Réforme de l'article 319 du Code pénal: « Une loi plus floue que celle qu'elle remplace », selon Me Oumar Youm

Dans une tribune juridique au vitriol, Me Oumar Youm, avocat et spécialiste de droit pénal, décortique le nouveau projet de réforme de l'article 319 du Code pénal sénégalais. Selon lui, le texte gouvernemental introduit des incriminations vagues, supprime des protections essentielles pour les enfants et paradoxalement, protège davantage les comportements qu'il entend réprimer.


C'est sous la pression d'une opinion publique galvanisée par une communication gouvernementale désastreuse sur le sujet que le Gouvernement s'est résigné à présenter un projet de réforme. La majorité parlementaire en avait fait l'un de ses principaux chevaux de bataille depuis 2016. Mais en voulant aller vite, l'exécutif a produit, selon Me Oumar Youm, une mauvaise législation. « Le nouveau texte est plus obscur que l'ancien.

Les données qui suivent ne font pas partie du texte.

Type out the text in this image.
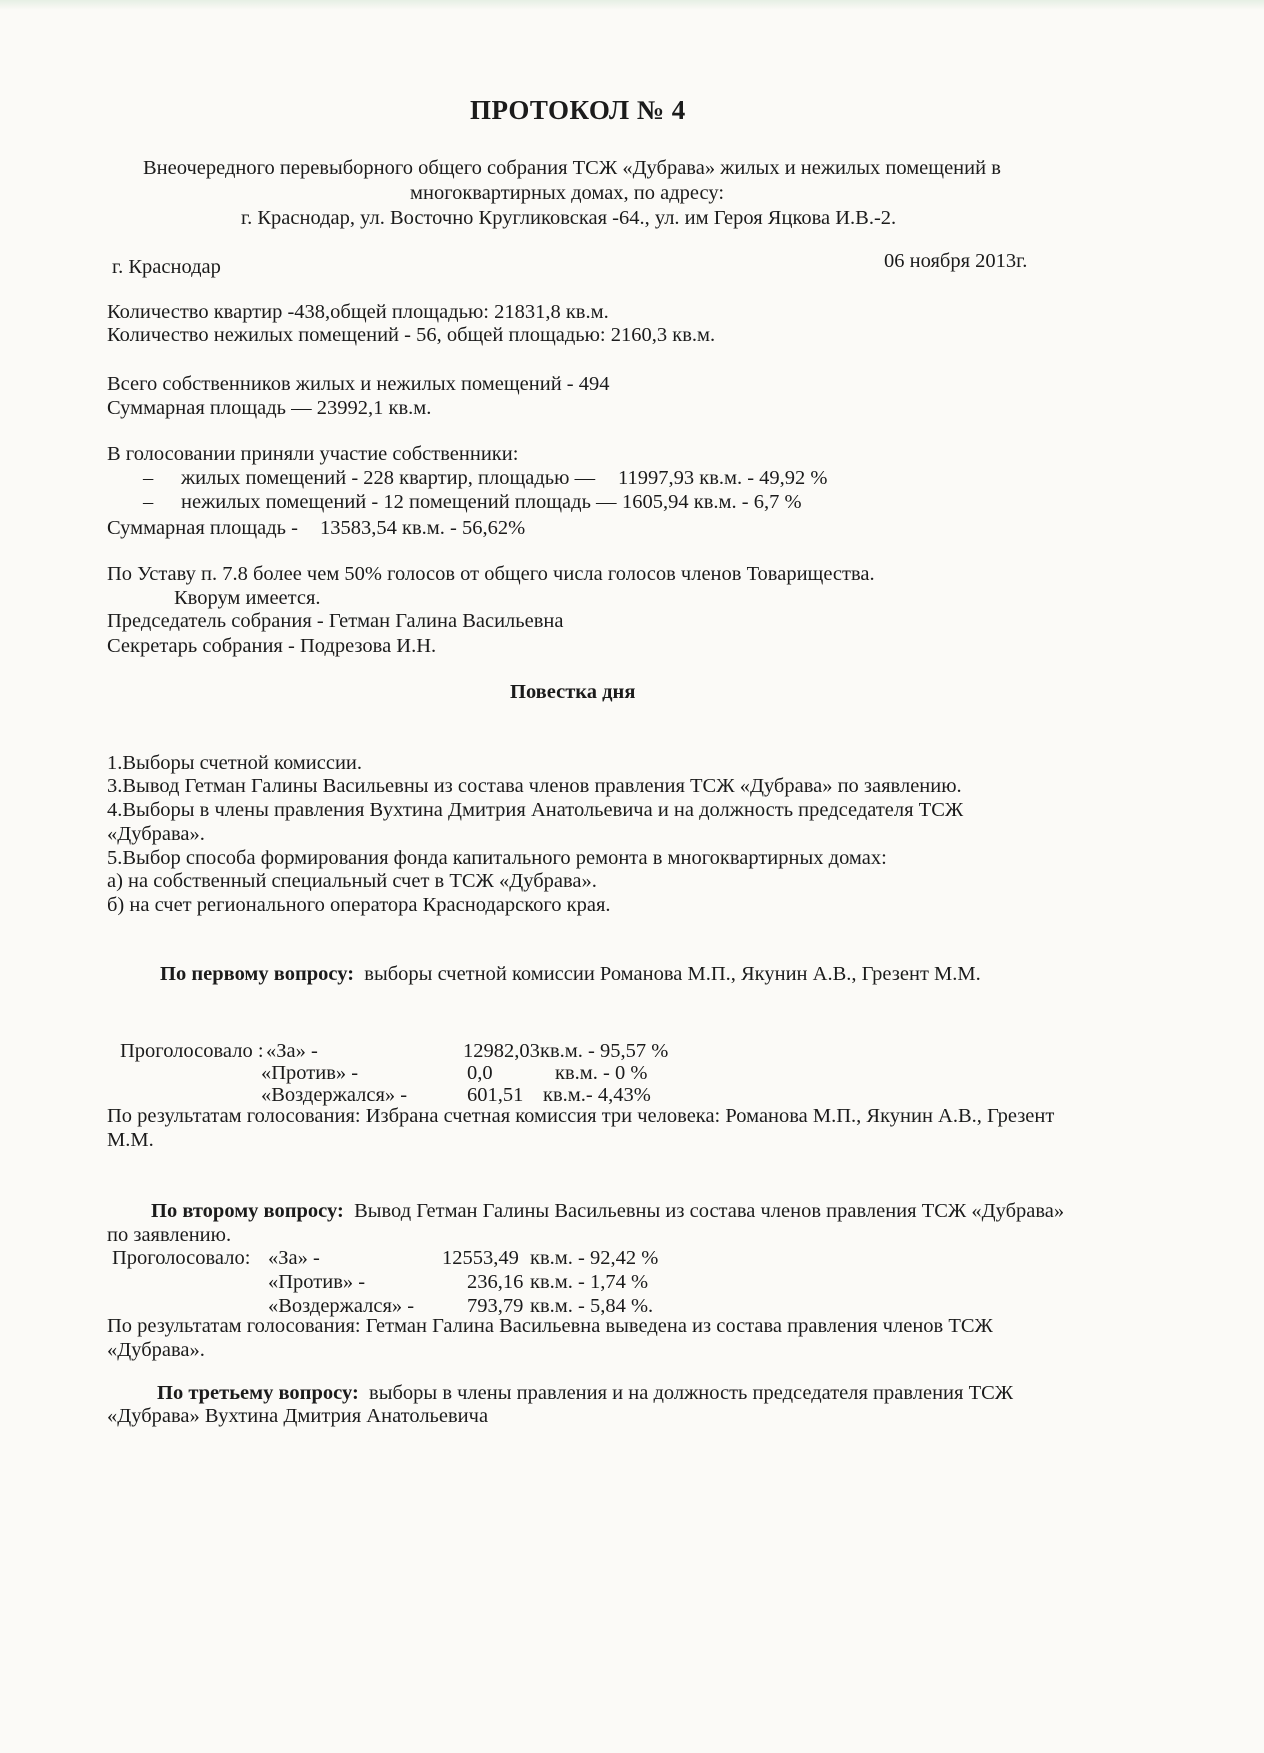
ПРОТОКОЛ № 4
Внеочередного перевыборного общего собрания ТСЖ «Дубрава» жилых и нежилых помещений в
многоквартирных домах, по адресу:
г. Краснодар, ул. Восточно Кругликовская -64., ул. им Героя Яцкова И.В.-2.
г. Краснодар	06 ноября 2013г.
Количество квартир -438,общей площадью: 21831,8 кв.м.
Количество нежилых помещений - 56, общей площадью: 2160,3 кв.м.
Всего собственников жилых и нежилых помещений - 494
Суммарная площадь — 23992,1 кв.м.
В голосовании приняли участие собственники:
– жилых помещений - 228 квартир, площадью — 11997,93 кв.м. - 49,92 %
– нежилых помещений - 12 помещений площадь — 1605,94 кв.м. - 6,7 %
Суммарная площадь - 13583,54 кв.м. - 56,62%
По Уставу п. 7.8 более чем 50% голосов от общего числа голосов членов Товарищества.
Кворум имеется.
Председатель собрания - Гетман Галина Васильевна
Секретарь собрания - Подрезова И.Н.
Повестка дня
1.Выборы счетной комиссии.
3.Вывод Гетман Галины Васильевны из состава членов правления ТСЖ «Дубрава» по заявлению.
4.Выборы в члены правления Вухтина Дмитрия Анатольевича и на должность председателя ТСЖ
«Дубрава».
5.Выбор способа формирования фонда капитального ремонта в многоквартирных домах:
а) на собственный специальный счет в ТСЖ «Дубрава».
б) на счет регионального оператора Краснодарского края.
По первому вопросу: выборы счетной комиссии Романова М.П., Якунин А.В., Грезент М.М.
Проголосовало : «За» -	12982,03 кв.м. - 95,57 %
«Против» -	0,0	кв.м. - 0 %
«Воздержался» -	601,51 кв.м.- 4,43%
По результатам голосования: Избрана счетная комиссия три человека: Романова М.П., Якунин А.В., Грезент
М.М.
По второму вопросу: Вывод Гетман Галины Васильевны из состава членов правления ТСЖ «Дубрава»
по заявлению.
Проголосовало: «За» -	12553,49 кв.м. - 92,42 %
«Против» -	236,16 кв.м. - 1,74 %
«Воздержался» -	793,79 кв.м. - 5,84 %.
По результатам голосования: Гетман Галина Васильевна выведена из состава правления членов ТСЖ
«Дубрава».
По третьему вопросу: выборы в члены правления и на должность председателя правления ТСЖ
«Дубрава» Вухтина Дмитрия Анатольевича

Il produit l'effet inverse de celui recherché : plus ambigu, plus imprécis, avec une cohérence nettement contestable et une sécurité juridique plus que fragile. »
 
L'une des lacunes les plus graves relevées par l'avocat est la disparition pure et simple de l'incrimination d'attentat à la pudeur sur mineur de moins de 13 ans. L'ancien texte prévoyait une peine de 2 à 5 ans d'emprisonnement, aggravée lorsque l'auteur était un ascendant ou une personne en position d'autorité. Cette infraction, essentielle à la protection des enfants désignés par Me Youm comme « le maillon le plus faible » a été purement et simplement effacée du nouveau projet. Pour l'avocat, c'est une régression grave et inexplicable. Par ailleurs, là où l'ancien article 319, malgré ses défauts, articulait des incriminations distinctes et protégeait des intérêts juridiques séparés, le nouveau texte mélange allègrement l'homosexualité, la zoophilie et la nécrophilie dans une même disposition hybride. Ces infractions relèvent pourtant de régimes juridiques différents notamment les mœurs pour la première, la protection animale pour la seconde, l'atteinte aux sépultures et à la dignité des défunts pour la troisième. En les fusionnant, le législateur trahit une méconnaissance des règles élémentaires de la légistique l'art de bien concevoir et rédiger les lois.
 
Le nouveau texte introduit en outre des notions particulièrement floues : « acte à caractère sexuel », « promotion de l'homosexualité », « apologie ». Ces formulations, bien plus imprécises que celles de l'ancien code, heurtent de front le principe fondamental du droit pénal moderne : nullum crimen sine lege certa. Toute infraction doit être claire, précise et prévisible. Or plusieurs éléments constitutifs demeurent ici indéterminés, ce qui ouvre la voie à une interprétation arbitraire par les juridictions et menace directement la sécurité juridique des citoyens.
 
Mais c'est sans doute le volet relatif à la dénonciation qui suscite la critique la plus acerbe de Me Youm. Le nouveau texte érige la dénonciation en infraction punissable de 2 à 5 ans d'emprisonnement et d'une amende de 500 000 à 2 000 000 de francs CFA une sanction bien plus sévère que celle prévue par l'article 362 du Code pénal pour la dénonciation calomnieuse (6 mois à 5 ans, amende de 50 000 à 500 000 francs). Pire encore, le texte impose au dénonciateur d'apporter lui-même la preuve du fait dénoncé, sous peine d'emprisonnement. C'est un renversement de la charge de la preuve, une exigence que l'on ne formule même pas à l'égard du Procureur de la République ou du juge d'instruction.
 
Pour l'avocat, cette disposition constitue en réalité une forme vicieuse de protection du phénomène que l'on prétend combattre, à rebours de toute logique et à l'heure où la protection des lanceurs d'alerte est érigée en valeur universelle. Le nouveau texte donne certes une impression de sévérité à travers l'ampleur des sanctions et l'encadrement strict du pouvoir d'individualisation du juge — qui ne peut plus accorder le sursis. Mais cette sévérité de façade est illusoire : si les critères de qualification de l'infraction restent flous, la sanction ne pourra que difficilement être appliquée.
 
En définitive, Me Oumar Youm appelle à un retour à une rédaction rigoureuse, conforme aux standards de la légistique. Car une loi mal rédigée n'est pas une loi plus sévère mais une loi plus facile à contourner.